Above, firefighter rests after blazes were extinguished. Top, Ouris Alston Jr. and his mom and dad examine what's left of their home, allegedly torched by an ex-girlfriend.
Above, firefighter rests after blazes were extinguished. Top, Ouris Alston Jr. and his mom and dad examine what's left of their home, allegedly torched by an ex-girlfriend.Read morePhotos: ALEJANDRO A. ALVAREZ / Staff photographer

Ouris Alston Jr. knew his ex-girlfriend had a temper.

They'd fought often. She once took on his father in an all-out brawl that landed her in the hospital and his father in handcuffs, Alston said. And yesterday, she came to his East Germantown home in a fury, demanding he return money he claims he didn't take.

But he never dreamed she'd come close to killing his whole neighborhood.

That's what allegedly happened early yesterday, when, he said, she crept onto his porch, doused it with gasoline and flicked a lit match at it, igniting an inferno that devoured three rowhouses and damaged at least six more on Furley Street near Wister. Miraculously, no one was injured.

But as dozens of dazed neighbors watched firefighters drag smoldering objects from their houses, Alston's mother summed up their sentiments succinctly.

"The b---- is crazy, what else can I say?" said Shirley Henson-Alston, 59, gesturing at the blackened homes. "All this because she's pissed off at my son. I think the girl needs some mental help."

Monique Riley, 32, of 19th Street near Wingohocking, was arrested yesterday afternoon and charged with aggravated assault, arson and related offenses.

Alston Jr., 35, said he was sleeping in the living room in the house he shares with his parents when he heard the front window screen scraping open about 3 a.m. He scrambled to confront the intruder only to see Riley trying to get inside, he said. He shut the screen, shouted at her to scram and went back to sleep.

A half-hour later, he said, he smelled gasoline.

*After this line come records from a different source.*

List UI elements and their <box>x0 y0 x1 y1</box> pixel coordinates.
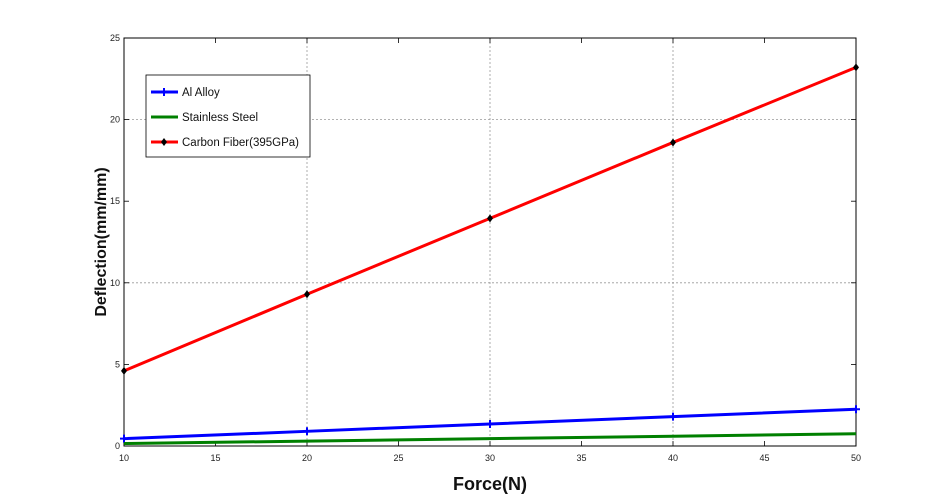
x-tick-label: 20 <box>302 453 312 463</box>
y-tick-label: 10 <box>110 278 120 288</box>
data-point-carbon-fiber-395gpa <box>670 138 676 147</box>
axis-ticks: 10 15 20 25 30 35 40 45 50 0 5 10 15 20 25 <box>110 33 861 463</box>
x-tick-label: 45 <box>759 453 769 463</box>
x-tick-label: 25 <box>393 453 403 463</box>
y-axis-label: Deflection(mm/mm) <box>93 167 110 316</box>
data-point-al-alloy <box>486 419 494 428</box>
legend-marker <box>161 138 167 146</box>
x-tick-label: 15 <box>210 453 220 463</box>
legend-label-carbon-fiber-395gpa: Carbon Fiber(395GPa) <box>182 137 299 149</box>
y-tick-label: 5 <box>115 359 120 369</box>
data-point-carbon-fiber-395gpa <box>853 63 859 72</box>
series-group <box>120 63 860 446</box>
series-line-stainless-steel <box>123 432 857 446</box>
y-tick-label: 25 <box>110 33 120 43</box>
y-tick-label: 20 <box>110 115 120 125</box>
x-tick-label: 40 <box>668 453 678 463</box>
x-tick-label: 10 <box>119 453 129 463</box>
x-axis-label: Force(N) <box>453 474 527 494</box>
data-point-carbon-fiber-395gpa <box>487 214 493 223</box>
data-point-carbon-fiber-395gpa <box>304 290 310 299</box>
data-point-al-alloy <box>852 405 860 414</box>
x-tick-label: 35 <box>576 453 586 463</box>
legend-label-stainless-steel: Stainless Steel <box>182 112 258 124</box>
data-point-al-alloy <box>303 427 311 436</box>
data-point-carbon-fiber-395gpa <box>121 366 127 375</box>
y-tick-label: 15 <box>110 196 120 206</box>
legend-marker <box>160 88 168 96</box>
data-point-al-alloy <box>120 434 128 443</box>
legend-label-al-alloy: Al Alloy <box>182 87 220 99</box>
x-tick-label: 30 <box>485 453 495 463</box>
legend: Al Alloy Stainless Steel Carbon Fiber(395G… <box>145 74 311 158</box>
data-point-al-alloy <box>669 412 677 421</box>
x-tick-label: 50 <box>851 453 861 463</box>
y-tick-label: 0 <box>115 441 120 451</box>
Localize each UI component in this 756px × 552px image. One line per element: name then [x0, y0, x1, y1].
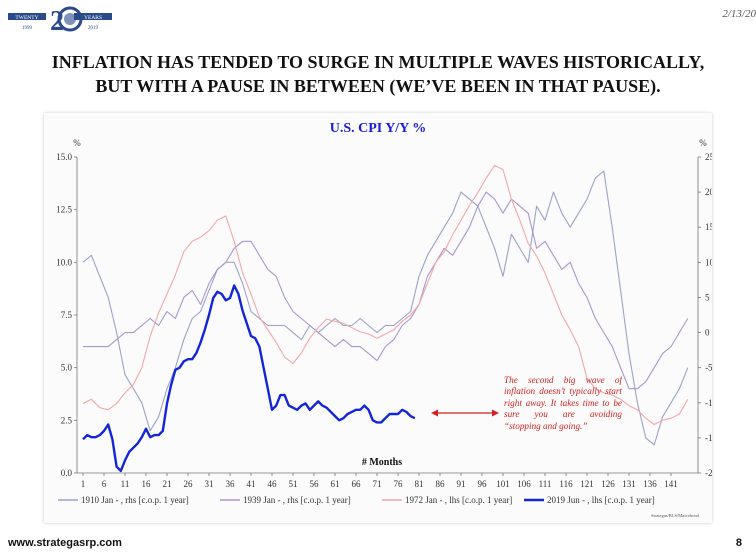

"I looked outside and she was standing on the [porch]. She threw the match, and everything just caught on fire," a stunned Alston said. "I went upstairs to get my family [out of the house]."

By then, the flames had spread across the first floor. So Alston, his parents, brother and two young daughters sprinted for a rear, second-floor window, pushed out the air-conditioner, leaped onto the roof and beelined for a ladder leaning against the recently repaired roof.

"The fire was all over the house by then; it was like two seconds behind us," said Ouris Alston Sr.

It took firefighters 34 minutes to get the blaze under control, a fire spokesman said.

The incident had eerie echoes of a 2006 incident in which Riley allegedly tried to blow up her former employer's house. In that case, a North Philadelphia woman told police that Riley called her on Aug. 1, 2006, and said: "I hope you like your house."

When the woman got home from work an hour later, she found her door kicked open, according to court records. Inside, the stove had been turned on, leaving the house to fill with explosive gas. The intruder ransacked the house, bleached the resident's clothes and stole $2,000 worth of electronics, according to court documents.

Police arrested Riley after a witness said that he'd seen her at the victim's home. The victim also said Riley, her former babysitter, had left a threatening voice mail the previous day saying she "was coming to get her stuff."

She was charged with risking a catastrophe, burglary and related offenses, according to court documents, but prosecutors withdrew charges for unknown reasons in April 2007.

In October 2000, Riley allegedly grew enraged after learning that her boyfriend had cheated on her with a Wynnefield woman.

She went to the woman's house, knocked on the door and, when the woman came to the door, fired pepper spray in her face and knocked her unconscious with an unknown object, according to court records. A judge in 2001 dismissed aggravated-assault and related charges for reasons unspecified in court records.

In both cases, the victims obtained stay-away orders against Riley.

Yesterday, Alston Jr. shook his head as witnesses told him that Riley had hailed a cab, which unwittingly drove her away as the fire swelled on Furley Street.

"It should have never come to this. She put not only my family in jeopardy, but she put a lot of [other] lives on the line," Alston Jr. said yesterday. "She's a grown woman. She's 32 years old. She deserves whatever the law brings her way."